Mother of the Year
Feilmeier earns honor
HARTINGTON — Doris Feilmeier is not one who seeks the spotlight.
In fact, when her daughter, Sheila Ulrich, informed her she was going to nominate the Hartington woman for a Mother of the Year award, Feilmeier wasn’t going for it.
As mothers will do, she put her foot down, so to speak.
But her other seven children chimed in and Feilmeier reluctantly filled out the paperwork required from her to accompany the nomination, answering questions about how she was raised and how she raised her own children.

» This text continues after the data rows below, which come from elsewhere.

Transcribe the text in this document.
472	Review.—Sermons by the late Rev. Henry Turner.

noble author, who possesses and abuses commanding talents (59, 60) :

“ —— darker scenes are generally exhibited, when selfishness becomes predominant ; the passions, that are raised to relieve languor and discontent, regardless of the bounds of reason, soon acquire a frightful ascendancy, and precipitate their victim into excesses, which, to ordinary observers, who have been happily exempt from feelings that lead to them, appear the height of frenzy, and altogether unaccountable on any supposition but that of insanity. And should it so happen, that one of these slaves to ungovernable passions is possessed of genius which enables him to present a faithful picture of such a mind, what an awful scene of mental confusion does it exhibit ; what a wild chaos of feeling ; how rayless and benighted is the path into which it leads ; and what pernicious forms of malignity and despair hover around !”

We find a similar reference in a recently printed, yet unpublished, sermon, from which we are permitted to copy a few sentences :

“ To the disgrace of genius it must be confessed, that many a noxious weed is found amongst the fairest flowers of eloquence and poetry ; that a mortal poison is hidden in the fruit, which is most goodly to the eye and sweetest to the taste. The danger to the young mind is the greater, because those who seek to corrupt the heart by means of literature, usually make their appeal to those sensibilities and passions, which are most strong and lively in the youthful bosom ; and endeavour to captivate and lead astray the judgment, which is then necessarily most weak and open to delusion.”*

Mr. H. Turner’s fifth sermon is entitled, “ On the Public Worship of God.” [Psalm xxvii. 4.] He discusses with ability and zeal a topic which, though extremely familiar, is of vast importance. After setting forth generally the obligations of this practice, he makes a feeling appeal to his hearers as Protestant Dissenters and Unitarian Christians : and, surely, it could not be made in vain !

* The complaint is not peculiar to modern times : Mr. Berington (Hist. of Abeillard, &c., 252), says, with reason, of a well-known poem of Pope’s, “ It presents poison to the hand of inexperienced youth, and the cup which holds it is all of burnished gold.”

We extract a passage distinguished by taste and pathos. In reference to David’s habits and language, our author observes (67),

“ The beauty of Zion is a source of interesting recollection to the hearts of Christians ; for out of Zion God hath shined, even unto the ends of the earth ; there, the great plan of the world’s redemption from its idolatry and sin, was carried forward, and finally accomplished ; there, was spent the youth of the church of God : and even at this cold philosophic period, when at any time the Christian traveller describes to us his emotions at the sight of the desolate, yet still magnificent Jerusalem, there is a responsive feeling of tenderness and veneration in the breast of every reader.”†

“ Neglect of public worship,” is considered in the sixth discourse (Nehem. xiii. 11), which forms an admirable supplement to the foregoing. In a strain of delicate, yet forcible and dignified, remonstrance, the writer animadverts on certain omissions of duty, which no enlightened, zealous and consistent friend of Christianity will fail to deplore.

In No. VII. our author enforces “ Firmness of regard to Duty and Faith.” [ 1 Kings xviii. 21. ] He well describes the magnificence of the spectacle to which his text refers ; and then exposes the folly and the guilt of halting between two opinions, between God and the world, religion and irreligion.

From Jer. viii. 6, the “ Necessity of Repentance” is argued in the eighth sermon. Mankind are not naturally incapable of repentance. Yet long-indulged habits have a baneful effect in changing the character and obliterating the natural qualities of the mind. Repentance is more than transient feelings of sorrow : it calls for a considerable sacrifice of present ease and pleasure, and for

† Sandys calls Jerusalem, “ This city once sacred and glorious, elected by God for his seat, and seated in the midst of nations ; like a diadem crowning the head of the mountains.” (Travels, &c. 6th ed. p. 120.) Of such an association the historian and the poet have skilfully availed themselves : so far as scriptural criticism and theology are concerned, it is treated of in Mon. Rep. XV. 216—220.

“This isn’t me,” Feilmeier said. “There are so many others that are much more worthy. I don’t need recognition. You know, I haven’t taken care of a disabled child or donated an organ or anything like that. I just thought I’m not deserving.”
So, it came as quite a shock when it was announced that she won the 2021 Nebraska Mother of the Year Award by American Mothers Inc.
Along with honorees from across the United States, Feilmeier will be recognized at the American Mothers Inc. national convention in May.
She will also serve as an ambassador for Nebraska’s mothers during visits with members of Congress. One honoree will be named the National Mother of the Year during the convention.
Feilmeier grew up on a farm going to a country school with eight grades in one room. She came from a family of eight other siblings. All the children were expected to help with meals, laundry, cleaning, milking and other outside chores. They were taught to cook and bake at home as well as care for the younger siblings.
After graduating from high school, Doris moved to Lincoln to work in a bank. After a couple of years, she returned home to marry her high school sweetheart, Duane.
They bought a farm just south of Hartington and raised eight children: Ulrich of Hartington; David, Norfolk; Paul, Norfolk; Michael, Hartington; Angela Blum, Brookshire, Texas; Robert, Omaha; Crystal Haase, Norfolk; and Jeff, Hartington.
“I don’t know how single parents do it,” Feilmeier said. “I couldn’t have done it without my husband, Duane. There were two of us. He is my right-hand person.”
While farming and raising children, she held down various jobs — caring for the elderly in a nursing home, in the school cafeteria, and as a home healthcare worker. She currently has been managing the Farmer’s Union co-op service station for the last 19 years and added a second service station — Wiebelhaus Service, Fordyce — to that workload nine years ago.
Feilmeier’s hobbies include quilting, baking, and spending time outdoors.
But her devotion to family has always been her top priority and her go-to on how she prefers to spend her time, especially now with 24 grandchildren and another on the way.
One of her favorite things to say is, “The day is what you make it. You can either have a bad day or a good day ... Your choice.”
And she remembers leading the children through some difficult days. But there were more good days than bad, she said, with memories that will last a lifetime.
“The kids have been so good to us. I’m so proud of every one of them. They are such hardworking kids,” she said. “The hard lessons, the achievements they did, the fun stories - it’s such a thing that you could never ever take away.”